Negli USA, il cibo incide complessivamente per più del 20% sul trasporto di merci, traducendosi in 120 milioni di emissioni di CO2 ogni anno. Ogni giorno, aeroplani, camion a lunga percorrenza, e navi-container girano il pianeta in lungo e in largo per garantire che i palati occidentali siano opportunamente soddisfatti. Con il sistema attuale, è possibile cogliere i fagioli verdi cresciuti in Africa la sera, caricarli sul volo notturno per l’aeroporto di Heathrow, e farli stare sui banchi delle frutterie londinesi il giorno successivo per le 11:00. Ma perfino il governo britannico riconosce quanto ciò sia problematico e ha intenzione di garantire che "l’aviazione tenga conto delle esternalità ambientali delle quali è responsabile". Un buon inizio sarebbe quello di tassare il carburante destinato all'aviazione, la cui detassazione rende il trasporto aereo incredibilmente economico paragonato al suo vero costo. Il Dipartimento dei Trasporti britannico ha commissionato uno studio sul trasporto aereo dal quale emerge che il costo ambientale di ogni decollo di un Boeing 757 è di 5.140 sterline. Quanto tempo dovremo attendere prima che tale costo venga internalizzato? Quanto sarebbero economiche allora le mele neozelandesi? E quanti frutteti dell'Okanagan potrebbero essere salvati?

Il Prezzoburger

Le compagnie assicurative americane e gli amministratori previdenziali dei salariati sanno che l'obesità comporta delle spese. Il costo medio di un intervento restrittivo dello stomaco è di 25.000 dollari e ogni anno dal 10 al 12% di persone risultano idonee all'intervento. Allo stesso tempo, il Dipartimento della Sanità americano ha rilevato che il costo annuale del trattamento dell'obesità è di 120 milioni di dollari.

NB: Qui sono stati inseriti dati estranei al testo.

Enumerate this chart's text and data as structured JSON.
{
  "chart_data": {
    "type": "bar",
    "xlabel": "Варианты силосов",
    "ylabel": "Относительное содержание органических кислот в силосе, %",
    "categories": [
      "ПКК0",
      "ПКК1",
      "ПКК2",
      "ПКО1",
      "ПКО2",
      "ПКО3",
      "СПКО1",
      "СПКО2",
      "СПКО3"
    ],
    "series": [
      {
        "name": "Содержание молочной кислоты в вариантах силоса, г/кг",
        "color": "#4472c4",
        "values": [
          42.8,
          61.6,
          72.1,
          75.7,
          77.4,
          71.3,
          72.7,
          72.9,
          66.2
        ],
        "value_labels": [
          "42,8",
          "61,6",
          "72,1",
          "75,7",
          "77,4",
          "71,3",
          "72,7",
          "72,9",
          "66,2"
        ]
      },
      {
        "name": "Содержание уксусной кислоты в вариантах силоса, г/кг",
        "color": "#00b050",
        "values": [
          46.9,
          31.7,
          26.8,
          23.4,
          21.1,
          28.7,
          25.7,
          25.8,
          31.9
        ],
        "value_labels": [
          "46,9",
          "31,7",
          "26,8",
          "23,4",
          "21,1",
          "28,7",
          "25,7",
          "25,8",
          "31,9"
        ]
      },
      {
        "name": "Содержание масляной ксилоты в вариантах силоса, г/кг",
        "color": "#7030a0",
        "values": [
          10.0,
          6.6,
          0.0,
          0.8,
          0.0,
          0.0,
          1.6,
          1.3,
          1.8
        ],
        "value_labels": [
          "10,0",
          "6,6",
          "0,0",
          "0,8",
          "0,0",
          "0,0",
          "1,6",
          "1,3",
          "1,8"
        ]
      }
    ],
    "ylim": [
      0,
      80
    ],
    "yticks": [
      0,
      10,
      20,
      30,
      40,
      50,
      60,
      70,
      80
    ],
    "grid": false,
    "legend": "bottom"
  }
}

A questo va aggiunto il costo del trattamento di migliaia di Americani che ogni anno vengono infettati dalla Escherichia coli dagli hamburger, grazie a processi industriali che portano alla produzione di carne con tracce di materiale fecale e agenti patogeni. Non serve che ci sia il concime sulla carne perché si possano avere problemi. Bastano i gas che questo emette per contaminare le acque. Nel 2000, sete persone sono morte nella città di Walkerton, Canada, quando i residui del terreno contaminarono l'acquedotto cittadino con l'Escherichia coli. La crisi che ne seguì costò almeno 64,5 milioni di dollari, più altri 4.000 circa per ogni famiglia. Due anni dopo, il gigante dell'agrobusiness Cargil gettò rifiuti di macellazione nel fiume Loutre del Missouri, contaminando un'estensione di terra di 5 miglia e uccidendo 53.000 pesci. Nel Regno Unito, una relazione dell'Università dell'Essex del 2003 ha calcolato che i contribuenti inglesi spendono fino a 2,3 miliardi di sterline ogni anno per rimediare al danno che l'allevamento indstriale fa all'ambiente e alla salute umana. Quanto costerebbe allora un Big Mac se nel prezzo vi fossero inclusi i suoi veri costi di produzione?

Mucca pazza

Il ministro dell'Agricoltura canadese è stato chiaro: "Vorrei sottolineare da subito che si tratta di una mucca." Ma è bastato un solo test positivo alla BSE nel Maggio 2003 a far collassare l'industria bovina del Canada. Le esportazioni vennero immediatamente bloccate, e alla fine dell'anno, gli analisti dell'industria calcolarono che il costo economivo della positività al test nella misura di 3,3 miliardi di dollari. Poi, proprio prima di Natale, l'industria ha accusato un altro colpo a causa di un singolo caso di BSE negli Stati Uniti. Nel febbraio 2004, i funzionari del Dipartimento dell'Agricoltura in USA comunicarono al Congresso che quell'epidemia aveva avuto un costo di 6 miliardi di dollari, Gli Europei devono aver sorriso guardando le cifre del Nord America. La loro crisi della Mucca Pazza gli è costata più di 100 miliardi di dollari.

I Governi di entrambe le sponde dell'Atlantico hanno doverosamente compensato gli allevatori e i macellatori colpiti dalla crisi. E hanno fatto lo stesso dopo le crisi di afta epizootica di influenza aviaria. Quindi anche se la carne non ha mai toccato la tua bocca, ti tocca pagare.